Recent drug approvals for metastatic cancers.
On Sept. 27, the Food and Drug Administration announced that it had approved Stivarga (regorafenib) for patients with metastatic colorectal cancer (mCRC) who have progressed after trying other therapies. The FDA had granted the drug a priority review in late June, which guarantees a drug will be reviewed within six months.
Stivarga works as a multikinase inhibitor, which means it targets several different pathways that can promote tumor growth, including the vascular endothelial growth factor (VEGF) receptor, which signals tumor blood vessel growth, and c-KIT, an oncogene that also helps cancer growth. Patients take the drug orally, once daily in four-week cycles (three weeks on, one week off, before starting the therapy again).
The approval is based on the phase 3 CORRECT trial, which randomly assigned 760 patients with mCRC who had prior treatment to receive either Stivarga or a placebo. All patients in the trial received best supportive care. Stivarga was shown to extend median overall survival to 6.4 months compared with the five months for those in the placebo arm. The drug also delayed tumor growth by two months compared with the 1.7 months for those on placebo.
Common side effects include fatigue, hand-foot syndrome and diarrhea. The drug also carries a warning that severe and fatal liver toxicity can sometimes occur.
Stivarga has already been made available to some patients through an extended access program. For additional information, visit stivarga-us.com or call 866-639-2827.
On Aug. 31, the FDA approved Xtandi (enzalutamide, formerly known as MDV3100) for patients with metastatic castration-resistant prostate cancer that has spread or recurred after surgery or hormone therapy. Patients also must have been previously treated with docetaxel. The approval comes three months ahead of schedule after the FDA granted the drug a priority review, which guarantees a six-month evaluation for promising treatments.
A targeted therapy, Xtandi works by preventing testosterone, a hormone that drives prostate cancer cells’ growth, from binding to the cell’s androgen receptor as well as helping to induce self-destruction of the tumor cell.
The drug’s effectiveness was proven in the AFFIRM trial, which randomized 1,199 patients with the experimental treatment versus placebo. Xtandi was shown to improve median overall survival by 4.8 months compared with a placebo. Results presented at this year’s American Society of Clinical Oncology Genitourinary Cancer Symposium showed the drug also promoted tumor shrinkage, caused a significant decline in PSA levels and delayed cancer growth by five months.
Common side effects include fatigue, diarrhea, musculoskeletal pain, hot flashes and headaches, among others. About 1 percent of patients taking Xtandi had seizures. For more details, visit xtandihcp.com or call 855-898-2634.
On Aug. 3, the FDA approved Zaltrap (zivaflibercept) for treating patients with mCRC and tumors that have progressed or are resistant to oxaliplatin-containing therapies. The drug is used in combination with the standard colorectal cancer chemo regimen FOLFIRI (leucovorin, 5-FU [fluorouracil] and irinotecan).
The approval is based on the phase 3 VELOUR trial, in which 1,226 patients who had previously received an oxaliplatin treatment combination were randomized to receive FOLFIRI plus either Zaltrap or a placebo. Those in the Zaltrap arm had a median overall survival of 13.5 months compared with 12 months in the placebo arm. Zaltrap also extended progressionfree survival to 6.9 months compared with the 4.7 months for FOLFIRI plus placebo.
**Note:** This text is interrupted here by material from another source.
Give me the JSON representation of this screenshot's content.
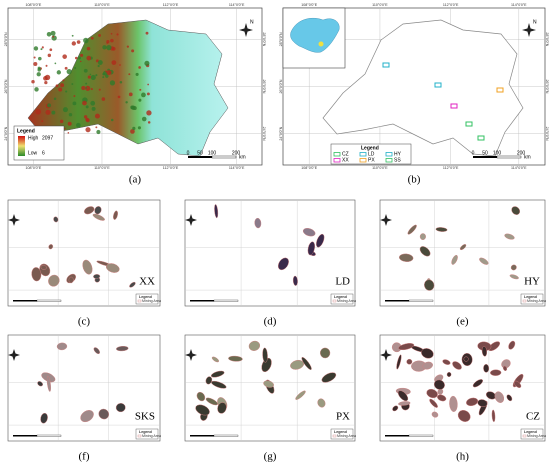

Serious side effects include severe bleeding, particularly gastrointestinal bleeding, and holes (perforations) in the gastrointestinal tract. It also might take longer for wounds to heal. Other side effects include diarrhea, fatigue, neutropenia, mouth ulcers and decreased appetite.
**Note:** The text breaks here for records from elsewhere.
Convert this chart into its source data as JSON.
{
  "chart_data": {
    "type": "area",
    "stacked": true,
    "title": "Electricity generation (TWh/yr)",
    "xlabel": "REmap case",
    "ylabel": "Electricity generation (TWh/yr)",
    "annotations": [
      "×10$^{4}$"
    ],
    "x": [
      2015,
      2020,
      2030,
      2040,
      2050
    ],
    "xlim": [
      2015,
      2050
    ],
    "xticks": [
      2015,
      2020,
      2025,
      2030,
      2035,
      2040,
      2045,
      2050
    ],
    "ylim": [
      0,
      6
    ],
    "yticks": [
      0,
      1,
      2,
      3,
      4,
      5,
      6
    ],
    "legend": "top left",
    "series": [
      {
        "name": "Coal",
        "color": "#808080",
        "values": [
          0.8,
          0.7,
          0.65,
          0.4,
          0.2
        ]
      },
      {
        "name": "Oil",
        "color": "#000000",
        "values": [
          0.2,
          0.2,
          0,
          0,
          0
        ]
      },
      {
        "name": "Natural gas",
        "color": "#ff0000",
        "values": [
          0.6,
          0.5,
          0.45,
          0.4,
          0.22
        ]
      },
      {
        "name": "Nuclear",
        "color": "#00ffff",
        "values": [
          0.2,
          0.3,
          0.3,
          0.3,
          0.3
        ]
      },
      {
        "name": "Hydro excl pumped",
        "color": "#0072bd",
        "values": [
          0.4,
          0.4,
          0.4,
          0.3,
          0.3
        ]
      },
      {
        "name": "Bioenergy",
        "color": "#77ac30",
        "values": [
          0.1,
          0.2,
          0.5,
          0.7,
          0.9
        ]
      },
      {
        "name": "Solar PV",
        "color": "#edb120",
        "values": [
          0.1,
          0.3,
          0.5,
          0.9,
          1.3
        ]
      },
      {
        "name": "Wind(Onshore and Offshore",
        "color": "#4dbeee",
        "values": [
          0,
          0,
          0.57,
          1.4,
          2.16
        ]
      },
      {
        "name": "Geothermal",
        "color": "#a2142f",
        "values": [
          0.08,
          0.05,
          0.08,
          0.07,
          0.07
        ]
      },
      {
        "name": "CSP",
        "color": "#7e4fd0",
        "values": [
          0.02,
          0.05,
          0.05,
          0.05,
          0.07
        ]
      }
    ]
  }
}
For additional information, visit zaltrap.com or call 855-925-8727.
On June 11, the FDA approved Perjeta (pertuzumab) for patients with HER2-positive breast cancer that is metastatic or has recurred locally and can’t be surgically removed. Perjeta is indicated in combination with Herceptin (trastuzumab) and docetaxel in patients who haven’t had a previous anti-HER2 therapy or chemotherapy for metastatic disease.
Side effects include neutropenia (a type of low white blood cell count), febrile neutropenia and diarrhea. For additional information, visit perjeta.com/patient or call 888-249-4918.